À ce titre, un comité réunissant la Présidence de la République, le Ministère de la Santé, l’Office parlementaire d’évaluation des choix scientifiques et techniques, l’Agence de biomédecine ainsi que le Comité consultatif national d’éthique (CCNE) a été créé. Mais ces états généraux ne se limitent pas à des discussions d’experts savants... Ils sont en effet abordés comme de vrais sujets de débats sociétaux pour inciter nos concitoyens : médecins, experts, associations mais aussi « simples » citoyens et jeunes (avec des débats dédiés aux étudiants et lycéens), à faire entendre leurs voix, à débattre de manière ouverte et respectueuse, et contribuer à une réflexion citoyenne sur les grands enjeux bioéthiques contemporains. La Conférence des évêques de France fera aussi entendre la voix de l'Église lors des débats.
Il s’agit là de favoriser les choix qui conduiront à une plus grande humanisation de notre monde, et d’éviter les décisions qui produiraient une déshumanisation et une fragilisation des plus faibles. Comment mettre véritablement au service de l’être humain les extraordinaires avancées de la science et de la technique ? Les progrès de la science et de la technique ne sont pas à craindre en soi ; ce sont les mauvais usages de ces progrès qui sont à craindre.

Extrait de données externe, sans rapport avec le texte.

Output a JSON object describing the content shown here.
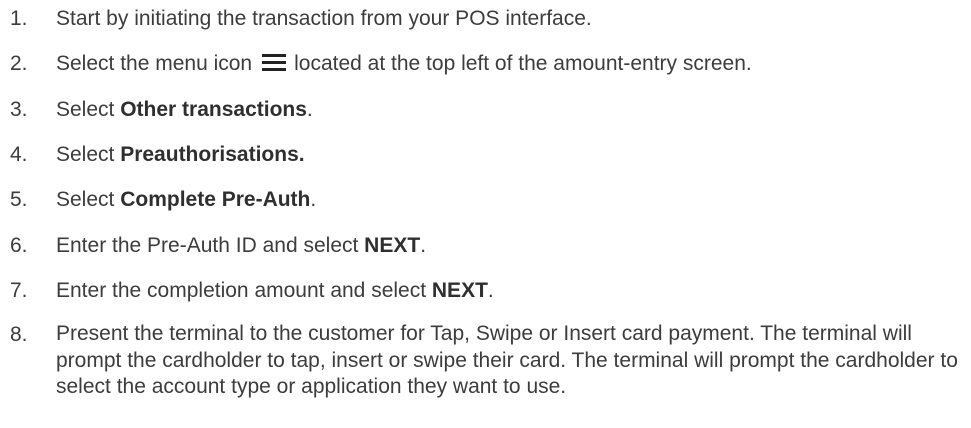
{
  "steps": [
    {
      "number": "1.",
      "text": "Start by initiating the transaction from your POS interface."
    },
    {
      "number": "2.",
      "before": "Select the menu icon",
      "icon": "menu-icon",
      "after": "located at the top left of the amount-entry screen."
    },
    {
      "number": "3.",
      "before": "Select ",
      "bold": "Other transactions",
      "after": "."
    },
    {
      "number": "4.",
      "before": "Select ",
      "bold": "Preauthorisations.",
      "after": ""
    },
    {
      "number": "5.",
      "before": "Select ",
      "bold": "Complete Pre-Auth",
      "after": "."
    },
    {
      "number": "6.",
      "before": "Enter the Pre-Auth ID and select ",
      "bold": "NEXT",
      "after": "."
    },
    {
      "number": "7.",
      "before": "Enter the completion amount and select ",
      "bold": "NEXT",
      "after": "."
    },
    {
      "number": "8.",
      "text": "Present the terminal to the customer for Tap, Swipe or Insert card payment. The terminal will prompt the cardholder to tap, insert or swipe their card. The terminal will prompt the cardholder to select the account type or application they want to use."
    }
  ]
}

À ce propos, le pape Benoît XVI écrivait dans son encyclique Caritas in Veritate, L’Amour dans la Vérité : « Les découvertes scientifiques [dans le domaine de la bioéthique] et les possibilités d’intervention technique semblent tellement avancées qu’elles imposent de choisir entre deux types de rationalité, celle de la raison ouverte à la transcendance et celle d’une raison close dans l’immanence technologique. On se trouve devant un « ou bien, ou bien » décisif. Pourtant, la rationalité de l’agir technique centré sur lui-même s’avère irrationnelle, parce qu’elle comporte un refus décisif du sens et de la valeur. Ce n’est pas un hasard si la fermeture à la transcendance se heurte à la difficulté de comprendre comment du néant a pu jaillir l’être et comment du hasard est née l’intelligence » (n° 74).

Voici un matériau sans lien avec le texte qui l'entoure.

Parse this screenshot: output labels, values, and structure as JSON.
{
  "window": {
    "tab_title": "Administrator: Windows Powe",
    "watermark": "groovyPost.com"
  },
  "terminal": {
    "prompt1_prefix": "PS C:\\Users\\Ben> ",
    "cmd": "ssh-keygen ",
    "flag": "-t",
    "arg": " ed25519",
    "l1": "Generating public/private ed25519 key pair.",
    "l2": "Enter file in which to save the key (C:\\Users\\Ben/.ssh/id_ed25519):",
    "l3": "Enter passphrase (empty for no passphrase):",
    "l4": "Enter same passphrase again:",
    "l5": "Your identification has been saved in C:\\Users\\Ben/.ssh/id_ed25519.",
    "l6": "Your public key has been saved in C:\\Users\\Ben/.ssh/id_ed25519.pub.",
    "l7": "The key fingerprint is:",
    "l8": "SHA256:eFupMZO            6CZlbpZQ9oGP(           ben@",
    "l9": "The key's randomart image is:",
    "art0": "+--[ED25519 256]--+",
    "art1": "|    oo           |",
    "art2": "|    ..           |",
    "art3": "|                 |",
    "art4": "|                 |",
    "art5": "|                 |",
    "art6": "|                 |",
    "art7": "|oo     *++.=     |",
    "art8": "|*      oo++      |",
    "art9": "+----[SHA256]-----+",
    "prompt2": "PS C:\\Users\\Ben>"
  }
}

Comme je l’évoquais en janvier dernier lors de mes voeux formulés à la société civile, seule une vision intégrale de l’être humain peut ouvrir un bel avenir à nos sociétés. Que ces états généraux de la bioéthique, auxquels je vous invite vivement à participer dans le cadre des consultations régionales, nous aident à débattre sereinement et à chercher ensemble, dans les échanges et l’écoute mutuelle, à mieux connaître l’homme dans toutes ses dimensions, dans ses richesses et dans ses fragilités.
La prochaine entrée en Carême est l’occasion pour nous de nous recentrer sur l’amour de Dieu et du prochain, par la prière, le jeûne et le partage. Chercher humblement la vérité sur l’être humain peut faire partie de notre désir de conversion. Restons à l’écoute de l’Esprit, avec confiance.